Designing a Racing League

We love player progression – it’s important that we make the racing fun, but then we also want you to have a good reason to want to race, then race again. We could just have a series of loosely connected events for the player to work through, but we decided we wanted something with a little more meat.

Sometimes something as simple as “Level Select” can be pretty important. There have been a number of games that have lost my attention simply because the level selection wasn’t presented in an interesting way – maybe it was too gamey. Instead of an overworld map, the game just may just give me a grid of levels, firmly reminding me that “Yes, James. You are playing a game right now. You’re not a super-sweet ranger about to save the disgustingly quaint village of Smilesville from the fel-orc-goblin-ites.”

We threw around a bunch of ideas for Tail Drift. We knew we wanted to break the game into a series of leagues – each league being thematically different. We knew we wanted to have the player race through a series of events, and that the player has multiple options when deciding where to go next. Our first thought was to simply give the player three random events to choose from, and completely one event would replace it with another. Simple enough approach, you can choose your favourite event types, play through enough to unlock a final race, then move to the next league.

Something felt missing though – just using a selection of random events until we deem you awesome enough to compete in the final event for a league doesn’t really give much sense of progression. How far are you through the league? It’s a little hard to tell. What’s coming up next – no idea, it’s random. We felt we could do it a little better.

A node graph may sound boring, but bear with me. First, let me show you what I mean ┬áby node graph (and remember that this is all my terrible programmer placeholder art – none of this is final).

Node Graph

Each of those ringed capsules represents an event for the player to complete in. At the start of the league, all but the first node on the left is locked. Completing one of the nodes will unlock any other node it’s connected to. Each event can be one of several types – maybe it’s a classic race, or maybe it’s an elimination battle – and main goal of the league is to get from the first event on the left, to the final event on the right, then unlocking the next league. In the final version, each of these nodes will look different to show what event the player will be competing in, and what the track will look like.

The more we thought about using a node graph for our level selection, the more we liked it.

First, it neatly solved two problems. We want to give the player some choice on where to go next, and give them the ability to preference their favourite event types. By letting the player see the entire league, they can choose their path. Maybe they aren’t a huge fan of Time Trial events, but they love Classic Race, well, if you plan your path, you can get to those events that you love.

Secondly, it’s easy to tell how you’re progressing. You’ve got that map right there in front of you. You know how much you’ve done, and how much you have left.

Finally, it gave us a degree of control over the player experience to slowly introduce elements. Let’s just say there is an important mechanic we need to teach the player before moving on to a more advanced game mode.
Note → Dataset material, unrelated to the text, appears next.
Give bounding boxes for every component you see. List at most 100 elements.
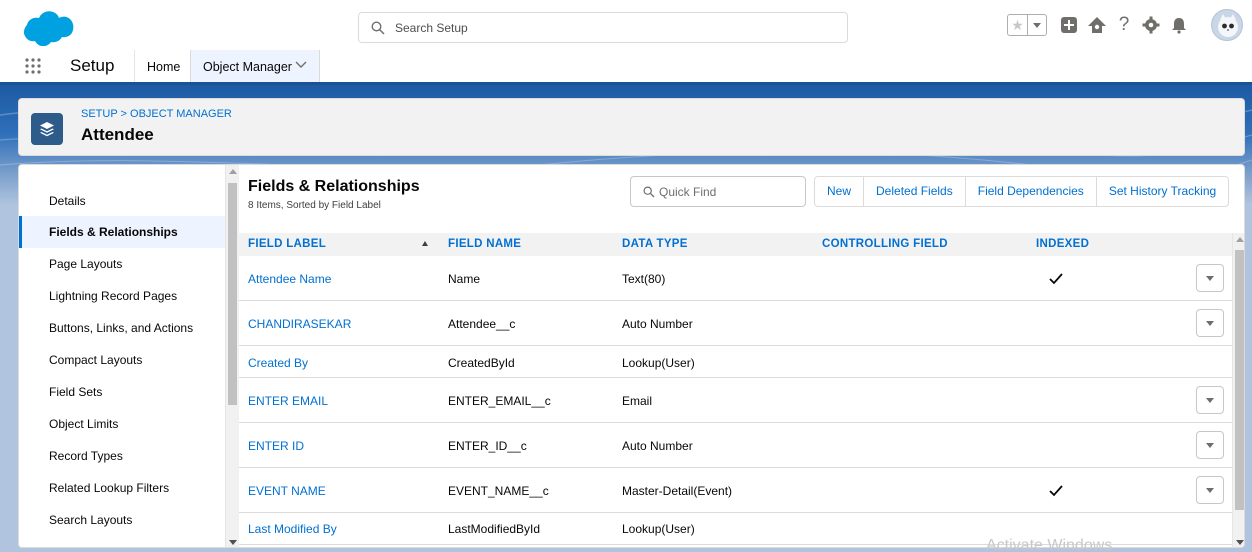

Maybe a player should know how to fly through a floating ring on the track before jumping in to a more advanced fast-paced Remix mode, with crazy objectives being thrown at them. By using a node graph, we can actually take away choice from the player. This may sound like a bad thing, but it’s really not. The node graph let’s use create bottlenecks in content to make sure the player can complete one challenge before moving on to something more advanced.

Node Graph Bottleneck

Effectively, this kind of map let’s just control the degree of choice a player can have, and still provide a guided and accessible experience for all players.

The final product will look much more interesting than what we have at the moment, but with a little imagination hopefully you can see the merit in using this kind of map for playing through a racing league.

What do you think about using a Node Graph for playing through a racing league?


One thought on “Designing a Racing League

  1. I like this solution, gives the player choice while also data mining their decisions in order to prioritize options you think they would enjoy, and gives a good sense of progression.

    Much stronger than randomization, and I’m a big fan of things that can have the variety of ‘random’ but are actually based on deterministic behavior, it’s fairer for the player.